Make sure that your program builds and runs correctly on the CSE student servers (student00.cse.nd.edu through student08 and student10-13) which run the RHEL7 operating system. (Note that student04.cse.nd.edu should not be used for this class, since it’s setup for another class.) The TAs will only test your program on those machines, and that’s where your grade will be determined.
Of course, many of you want to build and test on your laptops, and that’s something you should know how to do. However, our experience is that no two Linux (or Mac) machines are identical in any way: compilers, libraries, and other irrelevant things differ in subtle ways that will complicate the writing and running of your program. Code that compiles on your laptop may not compile at all on the student machines, or vice versa. If you do develop on your laptop, then leave extra time to test and debug your program when copied to the student machines.
Other classes may have asked you to change the compiler by adjusting your PATH, LD_LIBRARY_PATH or other settings. This class is using the default C compiler, which is /usr/bin/gcc. To check whether you have the right compiler, run the which gcc command. If it says anything other than /usr/bin/gcc, then you are using the wrong compiler. Please remove whatever changes you made to use a different compiler, and log in again.
Plain old C99 is the language used nearly-universally for implementing operating systems and other low-level kinds of code. It is a much simpler and smaller language than C++, with many fewer “gotchas” and surprises. If you aren’t familiar with plain C, read the Kernighan and Ritchie book. Use the –std=c99 option to gcc to ensure conformance to this standard.
Use the -Wall option to gcc to turn on all warnings, and don’t ignore them! The compiler is trying to tell you that there is something wrong with your code that (almost always) needs to be fixed. If the warning doesn’t make sense to you, please ask, and we will try to point you in the right direction. (There are rare cases where a warning can be safely ignored, but don’t start with this assumption.)

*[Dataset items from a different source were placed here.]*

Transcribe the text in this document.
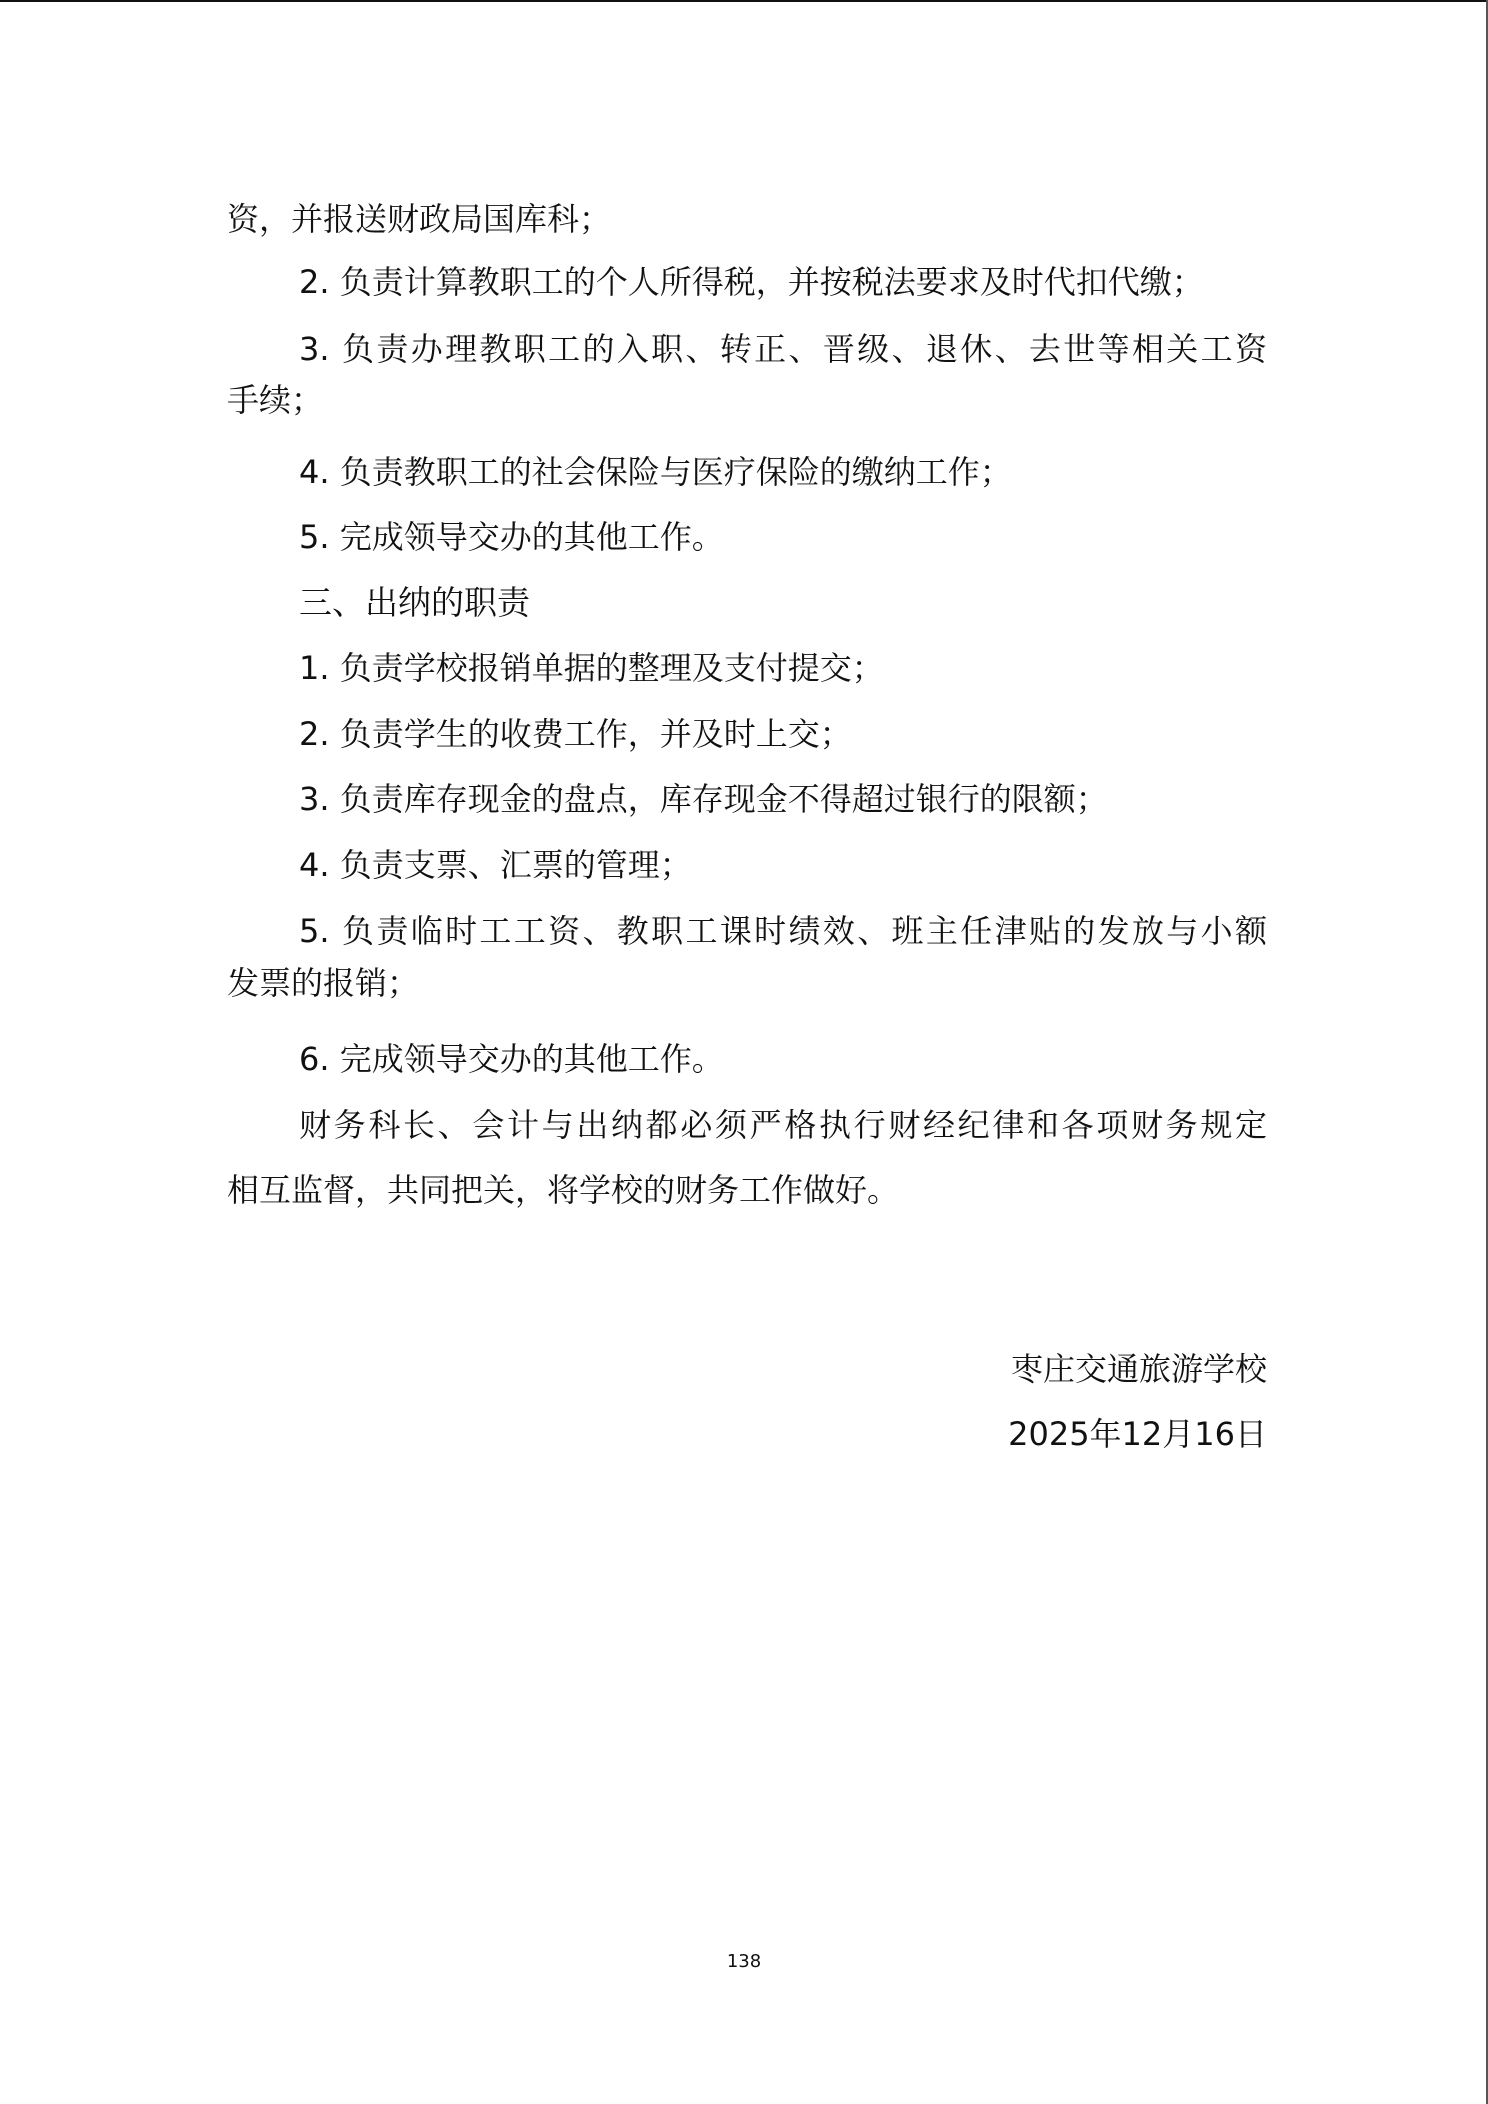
资，并报送财政局国库科；
2. 负责计算教职工的个人所得税，并按税法要求及时代扣代缴；
3. 负责办理教职工的入职、转正、晋级、退休、去世等相关工资
手续；
4. 负责教职工的社会保险与医疗保险的缴纳工作；
5. 完成领导交办的其他工作。
三、出纳的职责
1. 负责学校报销单据的整理及支付提交；
2. 负责学生的收费工作，并及时上交；
3. 负责库存现金的盘点，库存现金不得超过银行的限额；
4. 负责支票、汇票的管理；
5. 负责临时工工资、教职工课时绩效、班主任津贴的发放与小额
发票的报销；
6. 完成领导交办的其他工作。
财务科长、会计与出纳都必须严格执行财经纪律和各项财务规定
相互监督，共同把关，将学校的财务工作做好。
枣庄交通旅游学校
2025年12月16日
138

Systems programming is very different from application programming, in that runtime errors happen all the time. Get in the habit of writing error handling code right from the beginning. (It is tempting to skip it at first and add it later, but that just makes it harder to debug.) Any time that you open a file, create a process, or allocate some memory, check the result, and on failure, explain what failed and why, like this:
FILE * file = fopen(path,"r");
if(!file) {
fprintf(stderr,"mycoolprogram: couldn't open %s: %s\n",path,strerror(errno));
return -1;
}
Make good use of the tools you learned in prior classes:
Valgrind is a tool for detecting memory management errors in C. This is useful because these types of bugs can be very difficult to detect, since they may not even affect the output of the program. Common memory bugs include leaks, using uninitialized values, incorrect frees, and accessing illegal parts of memory. If your code passes all valgrind related checks, then you can feel confident that there isn’t a hidden memory error lurking in your code. You can test your code with valgrind via the following:
valgrind –leak-check=full ./executable
For more information regarding valgrind errors check out the following resources:
http://cs.ecs.baylor.edu/~donahoo/tools/valgrind/messages.html
https://valgrind.org/
The ‘strace’ program displays all system calls and signals made by the executable. This allows you to map out the execution of your program which is useful for debugging. You can use strace like this:
strace ./executable
Resources:
https://linux.die.net/man/1/strace
https://www.brendangregg.com/blog/2014-05-11/strace-wow-much-syscall.html
GDB is a debugging tool that allows you to step through your code line by line, view variable values, and set breakpoints in the program. If your program isn’t working properly and you don’t understand why, this is the best tool to use. To start using gdb to debug your program, first make sure that you add the -gflag when you compile the executable
gcc -g test.c -o executable
Then to start gdb run
gdb ./executable
At this point, you can set breakpoints in the code by specifying a file and a line number
b test.c:15
You can start running the program with run. Once it reaches the breakpoint, the execution stops. You can now step through your code one line at a time by typing step. If you want to view the value of a variable x, type
print x
Finally, if you want to view the series of function calls that led to this point in the code, you can type bt. To quit gdb, type quit.
Resources:
https://cs.baylor.edu/~donahoo/tools/gdb/tutorial.html
https://www.geeksforgeeks.org/gdb-step-by-step-introduction/
Give variables reasonable names, put comments near tricky bits of code, and break up complex code into smaller functions. Use the indent command to make your code line up nicely.